Was der Beruf verlangt

Die Arbeit ist getaktet und messbar. Anzahl der Gespräche, Angebotsquote, Umsatz pro Monat, Reaktionszeit auf Anfragen: vieles davon steht in einem Dashboard, das Führungskraft und Mitarbeiter sehen. Wer schlecht damit umgeht, dass Leistung ständig sichtbar ist, wird sich unwohl fühlen. Telefonieren gegen Widerstand gehört dazu, besonders bei Neukundenaufgaben, und Absagen kommen häufiger als Zusagen.

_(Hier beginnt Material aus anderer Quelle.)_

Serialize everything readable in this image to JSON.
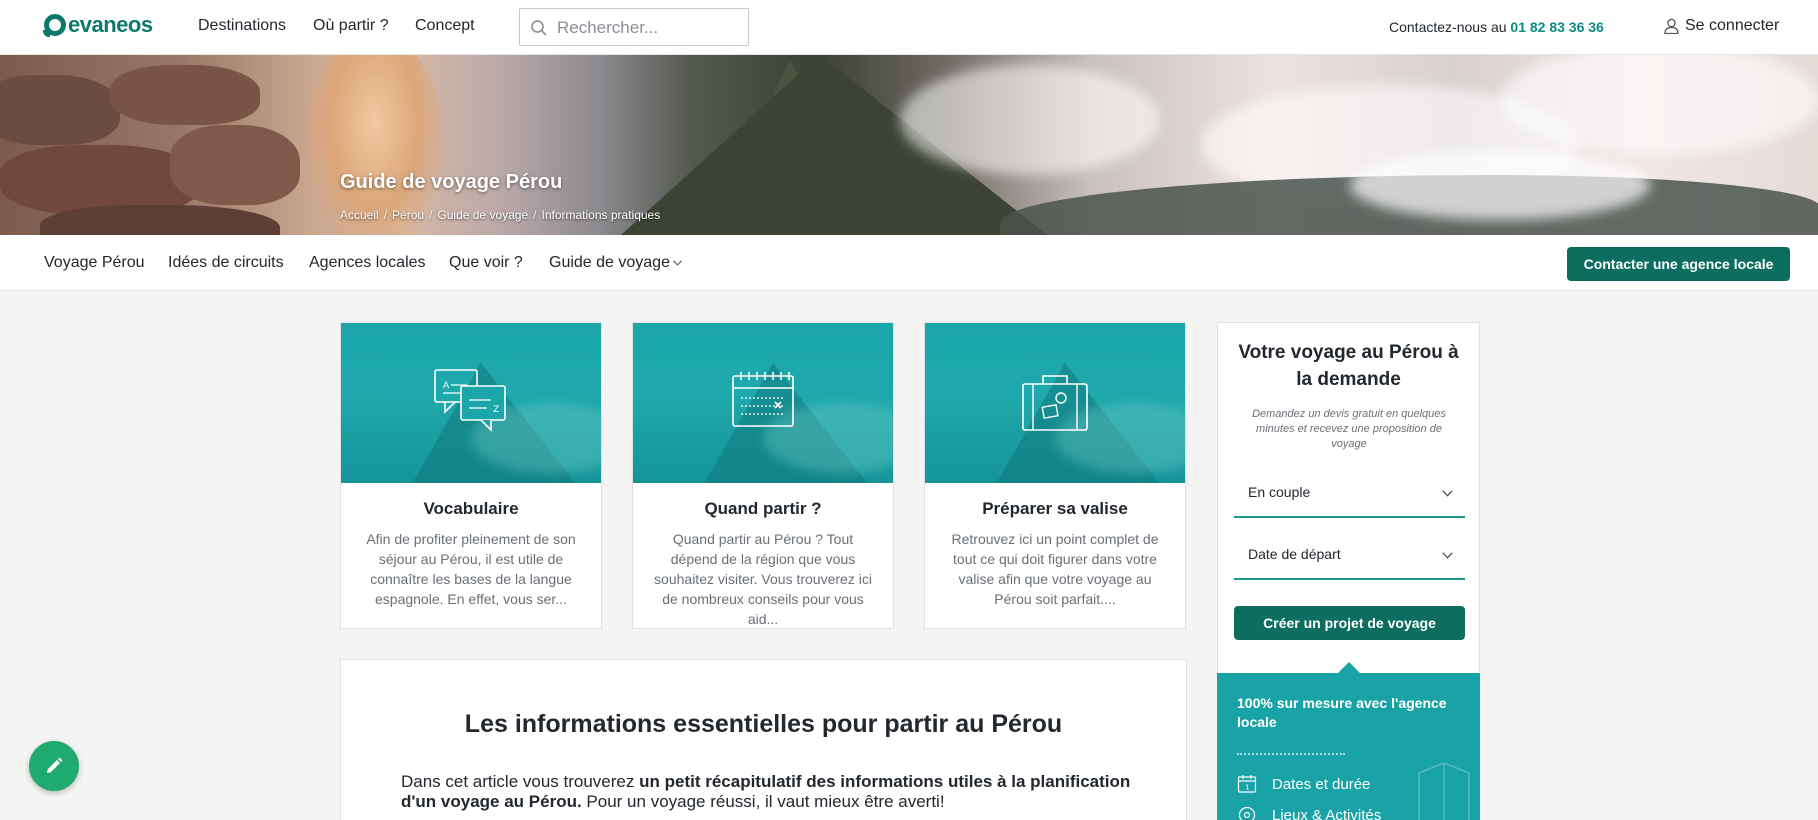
{
  "brand": {
    "name": "evaneos",
    "accent": "#0b7a6b",
    "button": "#0d6e60",
    "teal": "#1aa3a7"
  },
  "topnav": {
    "links": [
      "Destinations",
      "Où partir ?",
      "Concept"
    ],
    "search_placeholder": "Rechercher...",
    "contact_label": "Contactez-nous au",
    "phone": "01 82 83 36 36",
    "login_label": "Se connecter"
  },
  "hero": {
    "title": "Guide de voyage Pérou",
    "breadcrumb": [
      "Accueil",
      "Pérou",
      "Guide de voyage",
      "Informations pratiques"
    ]
  },
  "subnav": {
    "items": [
      "Voyage Pérou",
      "Idées de circuits",
      "Agences locales",
      "Que voir ?",
      "Guide de voyage"
    ],
    "cta": "Contacter une agence locale"
  },
  "cards": [
    {
      "icon": "speech-bubbles-icon",
      "title": "Vocabulaire",
      "desc": "Afin de profiter pleinement de son séjour au Pérou, il est utile de connaître les bases de la langue espagnole. En effet, vous ser..."
    },
    {
      "icon": "calendar-icon",
      "title": "Quand partir ?",
      "desc": "Quand partir au Pérou ? Tout dépend de la région que vous souhaitez visiter. Vous trouverez ici de nombreux conseils pour vous aid..."
    },
    {
      "icon": "suitcase-icon",
      "title": "Préparer sa valise",
      "desc": "Retrouvez ici un point complet de tout ce qui doit figurer dans votre valise afin que votre voyage au Pérou soit parfait...."
    }
  ],
  "article": {
    "title": "Les informations essentielles pour partir au Pérou",
    "intro_plain": "Dans cet article vous trouverez ",
    "intro_bold": "un petit récapitulatif des informations utiles à la planification d'un voyage au Pérou.",
    "intro_end": " Pour un voyage réussi, il vaut mieux être averti!"
  },
  "sidebar": {
    "title": "Votre voyage au Pérou à la demande",
    "subtitle": "Demandez un devis gratuit en quelques minutes et recevez une proposition de voyage",
    "select_travelers": "En couple",
    "select_date": "Date de départ",
    "cta": "Créer un projet de voyage",
    "teal_title": "100% sur mesure avec l'agence locale",
    "features": [
      "Dates et durée",
      "Lieux & Activités"
    ]
  }
}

Dafür sind die Arbeitszeiten planbar: in der Regel feste Bürozeiten, oft mit Gleitzeit und Homeoffice-Anteil, keine Übernachtungen, keine Wochenendarbeit. Belastend ist eher die Dichte: parallele Anfragen, Lieferverzögerungen, verärgerte Einkäufer und Termindruck bei Angebotsfristen treffen im selben Zeitfenster ein. In Teams mit hohem Kaltakquiseanteil ist die Fluktuation deutlich, bei Bestandsbetreuung eher niedrig.

Aussichten

Die Nachfrage ist stabil und steigt in Bereichen, in denen Unternehmen Reisekosten senken und Betreuung verlagern. Viele Hersteller und Händler bauen Inside-Sales-Teams auf, um kleinere Kunden wirtschaftlich zu halten. Entwicklungswege führen in den Außendienst mit eigenem Gebiet, in die Key-Account-Betreuung, in die Teamleitung Inside Sales oder in Spezialrollen wie Sales Development und Vertriebsinnendienstleitung. Der Wechsel in den Außendienst ist der klassische nächste Schritt und wird von Arbeitgebern häufig aktiv angeboten.

Aufgaben

  • Bestandskunden telefonisch und per Videocall betreuen
  • Anfragen qualifizieren und Angebote kalkulieren
  • Angebote systematisch nachfassen und Aufträge abschließen
  • Leads aus Marketing und Messen bearbeiten, teils Kaltakquise
  • Termine für den Außendienst vereinbaren und vorbereiten
  • Kundendaten, Aktivitäten und Forecast im CRM pflegen
  • Reklamationen und Lieferthemen mit Logistik und Service klären
  • Preis- und Rahmenvereinbarungen im vorgegebenen Spielraum verhandeln

Voraussetzungen

  • Kaufmännische oder technische Ausbildung, alternativ belastbare Vertriebs- oder Serviceerfahrung
  • Sichere, verständliche Gesprächsführung am Telefon
  • Sorgfalt bei Kalkulation, Angebotstexten und Datenpflege
  • Routine mit CRM, ERP und Tabellenkalkulation
  • Belastbarkeit bei Zielvorgaben und häufigen Absagen
  • Deutsch verhandlungssicher, in exportierenden Betrieben Englisch

Wo man arbeitet

  • Technischer Groß- und Fachhandel
  • Industrieunternehmen mit eigenem Vertrieb
  • Software- und IT-Anbieter
  • Dienstleister mit B2B-Kundenstamm
  • Vertriebszentralen und Shared-Service-Standorte

Der Weg in den Beruf

Üblich ist eine dreijährige kaufmännische Ausbildung, etwa als Kaufmann für Groß- und Außenhandelsmanagement oder Industriekaufmann, mit Abschluss vor der IHK. Danach folgt eine Einarbeitung von einigen Wochen bis Monaten auf Produkt, Preissystem und CRM. Quereinsteiger mit Kundenerfahrung werden häufig direkt eingestellt und intern geschult, teils ergänzt um eine Weiterbildung zum Fachwirt oder Verkaufsleiter.